Aydınlı’dan bir UİD-DER’li
İnsanız, haliyle arada sağlığımız da bozulabiliyor. Mecburen hastaneye gitmek zorunda kalıyoruz. Tutuyoruz devlet hastanelerinin yolunu. Güya sağlık bulmaya gidiyoruz ama daha beter dönmüyor muyuz? Hastaneye giriyorsunuz ve çile dolu bir gün sizin için başlamış oluyor. Saatlerce süren kuyruklar, doktorların bıkkınlığı, kavgalar, gürültüler, hastanenin bir ucundan öbür ucuna mekik dokumalar, yanlış konulan teşhisler, ameliyatlar ve daha neler neler…
Doktorlar günde yüzlerce hastaya bakmaktan stres topuna dönmüşler. Hastanede ayak basmadığınız yer kalmıyor. En ufak bir şey yapmak isterseniz saatlerce kuyruk beklemek zorunda kalıyorsunuz. Oraya git şu kâğıdı al, buraya git bunu imzalat, öbürünü damgalat vs. vs. Hastanelerin fiziksel koşulları da hiç iyi değil. Sanki savaştan çıkmışlar gibi. Koridorlarda sedyelerde bekleyen hastalar, çocuk ağlamaları, yanınızdan götürülen ölmüş bedenler. Hastanedeyken bazen bir korku filminin içine düşmüşsünüz gibi gelmiyor mu size de? İnsanlar artık bunlardan bıktığı için çareyi özel hastanelerde arıyor. Zaten patronların da istediği bu değil mi? Asgari ücretle çalışan işçi, fabrikada kaybettiği sağlığını özel hastaneye maaşını bırakarak geri kazanmaya çalışıyor. Özel hastaneler para tuzağı. Gerekli gereksiz ne varsa yapıyorlar ve cebimizdeki son kuruşa kadar sömürüyorlar bizi.

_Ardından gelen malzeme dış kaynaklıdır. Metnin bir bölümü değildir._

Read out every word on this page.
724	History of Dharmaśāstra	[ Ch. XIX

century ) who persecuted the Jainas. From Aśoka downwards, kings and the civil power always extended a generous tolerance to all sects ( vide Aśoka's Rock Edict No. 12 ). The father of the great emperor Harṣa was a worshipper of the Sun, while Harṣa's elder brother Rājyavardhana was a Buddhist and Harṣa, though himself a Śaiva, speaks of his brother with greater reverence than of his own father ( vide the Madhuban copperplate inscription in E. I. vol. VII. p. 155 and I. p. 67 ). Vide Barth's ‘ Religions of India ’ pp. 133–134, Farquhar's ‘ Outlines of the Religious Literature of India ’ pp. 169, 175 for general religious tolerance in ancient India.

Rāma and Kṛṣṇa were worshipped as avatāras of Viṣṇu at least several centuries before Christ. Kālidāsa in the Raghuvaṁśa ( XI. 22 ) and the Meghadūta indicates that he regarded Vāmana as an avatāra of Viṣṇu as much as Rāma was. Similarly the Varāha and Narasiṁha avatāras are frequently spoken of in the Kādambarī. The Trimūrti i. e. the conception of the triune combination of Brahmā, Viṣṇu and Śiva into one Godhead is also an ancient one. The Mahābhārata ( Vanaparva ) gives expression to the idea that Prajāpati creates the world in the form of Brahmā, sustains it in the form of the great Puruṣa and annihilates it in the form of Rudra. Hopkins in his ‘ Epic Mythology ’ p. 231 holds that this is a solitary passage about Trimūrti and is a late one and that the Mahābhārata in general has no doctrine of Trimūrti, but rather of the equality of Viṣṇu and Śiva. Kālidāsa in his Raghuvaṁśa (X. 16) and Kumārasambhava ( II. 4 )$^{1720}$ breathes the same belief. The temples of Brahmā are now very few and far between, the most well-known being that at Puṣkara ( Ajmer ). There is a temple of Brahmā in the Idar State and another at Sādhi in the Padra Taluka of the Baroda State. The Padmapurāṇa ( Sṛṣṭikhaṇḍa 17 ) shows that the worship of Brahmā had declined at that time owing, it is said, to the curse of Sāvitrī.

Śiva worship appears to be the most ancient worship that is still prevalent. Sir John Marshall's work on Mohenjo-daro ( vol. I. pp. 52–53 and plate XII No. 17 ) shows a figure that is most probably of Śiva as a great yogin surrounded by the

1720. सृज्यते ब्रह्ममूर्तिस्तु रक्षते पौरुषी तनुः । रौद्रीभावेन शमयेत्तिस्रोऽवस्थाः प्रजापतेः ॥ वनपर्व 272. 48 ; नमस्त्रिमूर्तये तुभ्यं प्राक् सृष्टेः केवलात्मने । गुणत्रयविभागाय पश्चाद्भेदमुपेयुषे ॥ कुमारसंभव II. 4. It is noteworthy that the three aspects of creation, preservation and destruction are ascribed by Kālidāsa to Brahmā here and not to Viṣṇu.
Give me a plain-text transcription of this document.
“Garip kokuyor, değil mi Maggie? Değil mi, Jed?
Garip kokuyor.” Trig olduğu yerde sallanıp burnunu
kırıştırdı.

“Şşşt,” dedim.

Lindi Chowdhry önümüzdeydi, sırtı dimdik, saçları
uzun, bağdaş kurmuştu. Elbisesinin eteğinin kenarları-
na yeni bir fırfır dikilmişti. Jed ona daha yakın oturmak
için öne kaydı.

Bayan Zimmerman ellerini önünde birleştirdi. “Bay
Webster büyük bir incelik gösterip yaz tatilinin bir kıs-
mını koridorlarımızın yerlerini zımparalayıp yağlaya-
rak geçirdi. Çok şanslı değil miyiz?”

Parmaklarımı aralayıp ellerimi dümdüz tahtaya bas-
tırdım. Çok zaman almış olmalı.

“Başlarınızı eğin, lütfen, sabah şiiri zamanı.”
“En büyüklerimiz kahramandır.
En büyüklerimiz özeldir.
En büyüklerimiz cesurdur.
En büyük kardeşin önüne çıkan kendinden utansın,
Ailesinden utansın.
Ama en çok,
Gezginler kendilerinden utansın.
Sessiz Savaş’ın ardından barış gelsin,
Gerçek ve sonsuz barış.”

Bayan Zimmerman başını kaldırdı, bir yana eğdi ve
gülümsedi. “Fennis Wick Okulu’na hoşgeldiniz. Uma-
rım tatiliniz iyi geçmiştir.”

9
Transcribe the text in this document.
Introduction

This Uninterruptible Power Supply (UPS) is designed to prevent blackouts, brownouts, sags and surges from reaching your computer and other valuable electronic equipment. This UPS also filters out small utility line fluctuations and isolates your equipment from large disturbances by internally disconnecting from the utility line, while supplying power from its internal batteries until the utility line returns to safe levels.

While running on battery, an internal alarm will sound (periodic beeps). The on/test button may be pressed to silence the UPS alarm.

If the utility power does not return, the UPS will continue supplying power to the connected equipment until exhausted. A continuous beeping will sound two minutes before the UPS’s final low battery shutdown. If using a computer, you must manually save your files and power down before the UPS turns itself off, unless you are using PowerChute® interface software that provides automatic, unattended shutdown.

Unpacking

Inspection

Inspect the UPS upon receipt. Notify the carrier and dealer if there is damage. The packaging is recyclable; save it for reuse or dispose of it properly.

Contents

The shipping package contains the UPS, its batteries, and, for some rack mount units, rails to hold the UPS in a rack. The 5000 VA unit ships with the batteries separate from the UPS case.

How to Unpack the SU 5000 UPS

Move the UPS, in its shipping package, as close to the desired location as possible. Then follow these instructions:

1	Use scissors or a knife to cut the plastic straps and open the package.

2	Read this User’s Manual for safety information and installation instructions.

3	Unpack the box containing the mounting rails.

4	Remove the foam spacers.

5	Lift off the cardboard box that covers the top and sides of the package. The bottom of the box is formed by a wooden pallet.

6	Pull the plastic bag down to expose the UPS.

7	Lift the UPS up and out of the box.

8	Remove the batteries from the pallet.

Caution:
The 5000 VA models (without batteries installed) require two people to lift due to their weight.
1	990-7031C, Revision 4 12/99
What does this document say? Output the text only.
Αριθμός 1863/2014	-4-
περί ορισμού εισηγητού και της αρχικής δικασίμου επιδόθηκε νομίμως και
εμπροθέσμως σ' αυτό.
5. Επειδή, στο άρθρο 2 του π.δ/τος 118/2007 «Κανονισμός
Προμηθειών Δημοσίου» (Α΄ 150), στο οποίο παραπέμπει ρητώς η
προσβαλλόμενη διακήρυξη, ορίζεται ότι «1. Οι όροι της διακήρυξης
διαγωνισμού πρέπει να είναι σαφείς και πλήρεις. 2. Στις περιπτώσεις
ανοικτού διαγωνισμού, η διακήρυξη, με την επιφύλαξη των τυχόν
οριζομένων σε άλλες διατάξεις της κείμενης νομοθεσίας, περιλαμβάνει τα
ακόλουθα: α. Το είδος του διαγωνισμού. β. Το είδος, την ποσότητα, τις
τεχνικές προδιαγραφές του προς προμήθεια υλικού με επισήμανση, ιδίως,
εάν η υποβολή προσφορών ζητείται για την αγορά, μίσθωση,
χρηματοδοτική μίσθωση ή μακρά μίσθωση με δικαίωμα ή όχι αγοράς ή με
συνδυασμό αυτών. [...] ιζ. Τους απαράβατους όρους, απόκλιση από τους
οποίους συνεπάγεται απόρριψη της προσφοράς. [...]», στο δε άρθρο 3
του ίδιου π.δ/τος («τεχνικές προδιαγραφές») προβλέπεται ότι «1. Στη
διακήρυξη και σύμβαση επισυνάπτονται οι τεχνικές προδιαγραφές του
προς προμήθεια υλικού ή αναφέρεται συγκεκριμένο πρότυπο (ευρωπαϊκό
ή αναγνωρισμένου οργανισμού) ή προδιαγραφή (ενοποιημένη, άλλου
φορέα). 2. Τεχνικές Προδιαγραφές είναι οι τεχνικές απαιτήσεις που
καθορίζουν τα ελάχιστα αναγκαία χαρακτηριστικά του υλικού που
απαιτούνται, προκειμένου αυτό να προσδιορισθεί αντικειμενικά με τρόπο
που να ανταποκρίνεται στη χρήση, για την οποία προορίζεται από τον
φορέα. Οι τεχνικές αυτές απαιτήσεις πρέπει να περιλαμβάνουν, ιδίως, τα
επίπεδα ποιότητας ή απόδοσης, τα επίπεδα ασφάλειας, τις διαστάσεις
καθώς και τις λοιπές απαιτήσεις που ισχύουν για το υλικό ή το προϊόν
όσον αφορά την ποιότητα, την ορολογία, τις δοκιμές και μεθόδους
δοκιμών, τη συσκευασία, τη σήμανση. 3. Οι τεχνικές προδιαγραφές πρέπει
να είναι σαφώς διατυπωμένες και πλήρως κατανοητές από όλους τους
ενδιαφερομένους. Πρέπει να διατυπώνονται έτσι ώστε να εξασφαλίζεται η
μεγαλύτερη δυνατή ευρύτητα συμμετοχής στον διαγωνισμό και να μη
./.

Size hastanede geçirdiğim bir günümü anlatacağım. Kardeşimin serçe parmağı kırıldığı için hastaneye acile götürdüm. Acil ağzına kadar doluydu. Sıra alıp beklemeye başladık. Bekle bekle baktım olmuyor, doktorlardan birinin yanına gidip durumu anlattım, röntgen çektirmem gerektiğini söyledi, gittik çektirdik. Geri geldiğimde doktorun masasında bir güvenlik elemanı oturuyordu ve hastalara o bakıyordu. Röntgene baktı ve “hımm” dedi.
— Kırılmış!
— İyi de siz güvenlik görevlisisiniz!
— Olsun yine de kırılmış. Kartal acile gitmeniz lazım.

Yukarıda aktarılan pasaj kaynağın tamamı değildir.